I prefer shuriken to knife throwing.

I cant ever get my knife to stick.


----------



## arnisador (Apr 10, 2005)

If you search the Knife Arts forum for _throw_ or _throwing_ you'll find several other threads on this.


----------



## AnimEdge (Apr 11, 2005)

What? I just got a negitive comment for a post i did 5 months ago, it placed me in the red, and said "White Guy" my guess is about a comment i made about 5 months ago about a movie with Brandon Lee and Dolph Lundgren who i guess i said was the "White Guy" guess you woudl think there is a stature of limitations on this thing


----------



## Airyu@hotmail.com (Apr 13, 2005)

I thought this thread died  along time ago! 

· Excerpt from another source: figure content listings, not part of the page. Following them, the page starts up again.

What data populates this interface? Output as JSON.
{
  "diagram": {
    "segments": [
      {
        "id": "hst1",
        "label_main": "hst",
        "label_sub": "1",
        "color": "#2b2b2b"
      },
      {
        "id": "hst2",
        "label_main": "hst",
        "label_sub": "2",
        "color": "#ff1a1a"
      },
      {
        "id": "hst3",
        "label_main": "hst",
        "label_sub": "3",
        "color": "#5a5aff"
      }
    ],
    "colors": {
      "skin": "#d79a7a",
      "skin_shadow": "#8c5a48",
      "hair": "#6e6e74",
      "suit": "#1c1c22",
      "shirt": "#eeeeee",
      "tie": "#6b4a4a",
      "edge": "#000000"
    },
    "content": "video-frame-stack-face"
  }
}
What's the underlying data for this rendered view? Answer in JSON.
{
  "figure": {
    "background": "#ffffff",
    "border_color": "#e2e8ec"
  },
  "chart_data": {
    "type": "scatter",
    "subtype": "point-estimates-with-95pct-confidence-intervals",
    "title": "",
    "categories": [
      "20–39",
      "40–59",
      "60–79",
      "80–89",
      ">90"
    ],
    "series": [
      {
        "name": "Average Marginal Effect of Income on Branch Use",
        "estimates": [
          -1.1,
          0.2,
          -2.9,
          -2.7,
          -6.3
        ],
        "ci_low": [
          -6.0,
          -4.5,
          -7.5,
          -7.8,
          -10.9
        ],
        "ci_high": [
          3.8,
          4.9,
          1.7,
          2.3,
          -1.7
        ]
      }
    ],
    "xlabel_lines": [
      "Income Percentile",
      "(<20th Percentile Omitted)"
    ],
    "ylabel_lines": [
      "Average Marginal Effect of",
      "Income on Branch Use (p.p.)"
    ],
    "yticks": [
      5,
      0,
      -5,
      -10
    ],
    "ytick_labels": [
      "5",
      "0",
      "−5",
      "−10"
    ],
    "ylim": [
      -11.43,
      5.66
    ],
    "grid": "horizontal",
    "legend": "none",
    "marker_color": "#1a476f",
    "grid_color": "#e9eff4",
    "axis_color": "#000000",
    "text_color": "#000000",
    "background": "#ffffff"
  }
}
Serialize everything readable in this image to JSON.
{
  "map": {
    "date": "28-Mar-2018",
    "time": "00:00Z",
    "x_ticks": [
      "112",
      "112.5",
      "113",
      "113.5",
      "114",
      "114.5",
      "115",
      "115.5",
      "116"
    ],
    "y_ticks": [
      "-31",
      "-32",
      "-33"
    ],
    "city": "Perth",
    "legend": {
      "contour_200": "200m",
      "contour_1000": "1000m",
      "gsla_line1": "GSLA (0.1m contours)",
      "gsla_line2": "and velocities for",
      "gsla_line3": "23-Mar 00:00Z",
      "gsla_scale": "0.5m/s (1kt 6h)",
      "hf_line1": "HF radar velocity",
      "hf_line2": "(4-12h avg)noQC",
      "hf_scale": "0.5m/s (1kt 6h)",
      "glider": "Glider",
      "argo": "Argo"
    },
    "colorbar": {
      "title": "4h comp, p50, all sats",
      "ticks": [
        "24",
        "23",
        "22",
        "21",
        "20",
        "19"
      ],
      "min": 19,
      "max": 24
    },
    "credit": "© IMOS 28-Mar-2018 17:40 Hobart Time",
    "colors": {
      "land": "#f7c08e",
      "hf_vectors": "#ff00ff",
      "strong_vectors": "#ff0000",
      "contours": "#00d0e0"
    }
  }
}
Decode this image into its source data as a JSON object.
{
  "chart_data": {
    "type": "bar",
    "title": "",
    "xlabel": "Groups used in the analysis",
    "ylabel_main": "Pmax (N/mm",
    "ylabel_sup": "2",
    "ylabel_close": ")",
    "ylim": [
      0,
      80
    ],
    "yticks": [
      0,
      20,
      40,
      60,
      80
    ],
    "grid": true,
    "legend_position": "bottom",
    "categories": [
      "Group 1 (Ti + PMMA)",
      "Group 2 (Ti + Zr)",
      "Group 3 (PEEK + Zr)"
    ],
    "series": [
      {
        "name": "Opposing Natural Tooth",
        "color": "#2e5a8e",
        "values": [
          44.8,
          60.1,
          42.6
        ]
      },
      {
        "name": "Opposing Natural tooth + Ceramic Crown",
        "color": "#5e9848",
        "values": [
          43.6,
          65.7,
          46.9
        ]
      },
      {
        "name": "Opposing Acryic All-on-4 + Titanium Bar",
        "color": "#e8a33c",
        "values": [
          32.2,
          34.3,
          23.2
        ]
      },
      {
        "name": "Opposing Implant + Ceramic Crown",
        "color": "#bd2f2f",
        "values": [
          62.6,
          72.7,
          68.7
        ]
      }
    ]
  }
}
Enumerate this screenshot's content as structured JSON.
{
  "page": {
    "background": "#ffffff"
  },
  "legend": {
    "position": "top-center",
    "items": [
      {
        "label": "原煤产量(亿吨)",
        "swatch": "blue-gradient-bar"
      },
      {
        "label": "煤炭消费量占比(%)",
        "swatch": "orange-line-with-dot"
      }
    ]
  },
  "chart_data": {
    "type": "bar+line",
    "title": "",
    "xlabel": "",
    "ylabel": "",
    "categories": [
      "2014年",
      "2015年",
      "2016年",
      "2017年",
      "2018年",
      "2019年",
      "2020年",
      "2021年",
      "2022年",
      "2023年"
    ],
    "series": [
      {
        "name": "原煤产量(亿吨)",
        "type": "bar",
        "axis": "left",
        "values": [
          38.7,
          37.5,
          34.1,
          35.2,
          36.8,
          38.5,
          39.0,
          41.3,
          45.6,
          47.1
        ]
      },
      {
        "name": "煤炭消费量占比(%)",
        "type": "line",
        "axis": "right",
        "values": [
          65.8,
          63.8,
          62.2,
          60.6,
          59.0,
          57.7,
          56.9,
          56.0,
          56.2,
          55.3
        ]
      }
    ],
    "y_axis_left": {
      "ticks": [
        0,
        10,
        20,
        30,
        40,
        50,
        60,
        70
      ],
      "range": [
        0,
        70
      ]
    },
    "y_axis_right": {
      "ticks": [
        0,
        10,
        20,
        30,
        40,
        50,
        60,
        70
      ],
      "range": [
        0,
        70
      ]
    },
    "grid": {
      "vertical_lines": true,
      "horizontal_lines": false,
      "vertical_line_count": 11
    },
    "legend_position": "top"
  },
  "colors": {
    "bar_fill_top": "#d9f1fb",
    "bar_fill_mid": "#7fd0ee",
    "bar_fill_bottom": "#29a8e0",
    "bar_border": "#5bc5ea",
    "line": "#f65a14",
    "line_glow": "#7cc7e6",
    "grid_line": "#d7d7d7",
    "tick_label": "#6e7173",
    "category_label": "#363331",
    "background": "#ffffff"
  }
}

Anyway, I was doing some throwing of SKS bayonets awhile ago and filmed some basic throws. I'll throw some other clips up in the near future (whenever I find the time !!) showing other types of throws as well as various projectiles.

Gumagalang
Guro Steve L.

www.Bujinkandojo.net


----------



## TonyM. (Apr 13, 2005)

In the early and mid seventies there were more rangers carrying Gil Hibbons throwing knives (large) than tomahawks. Of course we carried the set of three as well as a fighting knife and a bayonet.


----------



## Bammx2 (Apr 13, 2005)

I used to cheat......

I used to have the russian spetznaz ballistic knife
	

	
	
		
		

		
			




 Unfortunately,some dirtbag stole it.
I hope he shot himself in the foot tryin to figure out that little lever was on the side.....


----------



## Airyu@hotmail.com (Apr 13, 2005)

Hey Guys,

I loved those ballistic knives!! I have a couple of hibbens and a host of other things to throw, all are good and it is cheap fun! My son, loves to throw the shuriken when I have them out. So you can always bring in the family to your practice time!

Gumagalang
Guro Steve L.


----------